Chenghua Gu, PhD
Associate Professor of Neurobiology
Blood vessels in the body serve as a highway system for transporting oxygen, glucose, and other beneficial nutrients and molecules to different parts of the body where they promote the health of the cells, as well as for transporting harmful particles such as viruses and bacteria.
The blood vessels in the brain, however, are different from the blood vessels in other parts of the body. Brain blood vessels have a gate, known as the Blood-Brain Barrier, that gives the circulatory system of the brain more selectivity – vital nutrients such as sugar and vitamins are allowed to pass through and reach neurons, but harmful viruses and bacteria are blocked. This special selectivity of the blood-brain barrier maintains the clean environment of the brain that allows it to function properly.
While the selectivity of the blood-brain barrier is generally beneficial to the brain, it comes with a cost: the gate is so selective that it also blocks therapeutic agents that could be helpful in treating diseases of the brain. For years scientists have tried to understand how the blood-brain barrier is constructed, thinking that once this was understood, clinicians might be able to temporarily open the gate to allow the entry of medicines. My colleagues and I at Harvard Medical School recently discovered a molecule that may be responsible for the limited permeability of the blood-brain barrier. By blocking this molecule’s activity temporarily, therapeutic drugs may be able to gain access to the brain’s vascular system and to deliver treatment to neurons associated with certain neurological disorders.
When I began this study, I asked why the cells that make up the blood vessels in the brain are different compared to those making up blood vessels in the skin, liver, and other parts of the body. Why don’t the blood vessels outside the brain have such a barrier?
The walls of blood vessels are made up of specialized cells called endothelial cells that are “cemented,” or adhered, to one another. At first we thought that the cement was more porous in blood vessels of the body than in those found in the brain, and that this lack of porosity in the brain is what constituted the blood-brain barrier. However, we found that the cement was similar in all blood vessels, regardless of location.

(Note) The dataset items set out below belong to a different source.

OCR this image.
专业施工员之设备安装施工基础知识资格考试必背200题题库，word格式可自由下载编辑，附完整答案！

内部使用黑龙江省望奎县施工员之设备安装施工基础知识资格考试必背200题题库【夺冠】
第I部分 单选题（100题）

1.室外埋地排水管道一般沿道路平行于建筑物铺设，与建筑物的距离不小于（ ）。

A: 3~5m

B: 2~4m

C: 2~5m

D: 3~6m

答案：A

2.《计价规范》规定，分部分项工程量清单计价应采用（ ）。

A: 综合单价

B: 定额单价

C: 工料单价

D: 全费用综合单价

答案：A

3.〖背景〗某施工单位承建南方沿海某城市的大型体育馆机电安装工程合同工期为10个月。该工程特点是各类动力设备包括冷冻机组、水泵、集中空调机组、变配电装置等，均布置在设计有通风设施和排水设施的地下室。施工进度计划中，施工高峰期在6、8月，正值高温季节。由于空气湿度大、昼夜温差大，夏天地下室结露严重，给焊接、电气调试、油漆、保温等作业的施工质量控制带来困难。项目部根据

Our study revealed that it is the porosity of the endothelial cells themselves that varies: those in blood vessels in the brain are less porous than those in blood vessels in the rest of the body. We found that MFSD2a, a protein in the endothelial cells of the mouse brain, prevents a process known as transcytosis, which allows substances to be transported through the wall of the blood vessels in small capsules called vesicles. Transcytosis occurs everywhere in the body, but in the brain’s blood vessels, it is suppressed by MFSD2a.
This work is especially exciting because MSFD2a is also found in the human brain. It is therefore possible that temporarily blocking MFSD2a activity could allow the delivery of drugs that could treat neurological diseases such as brain tumors, epilepsy, infection, psychiatric disorders, autism, Alzheimer’s disease, and Parkinson’s disease. Moreover, because blood-brain barrier degradation has been linked to diseases such as Alzheimer’s disease and multiple sclerosis, boosting MSFD2a may strengthen the barrier and alleviate the devastating effects of these neurological diseases.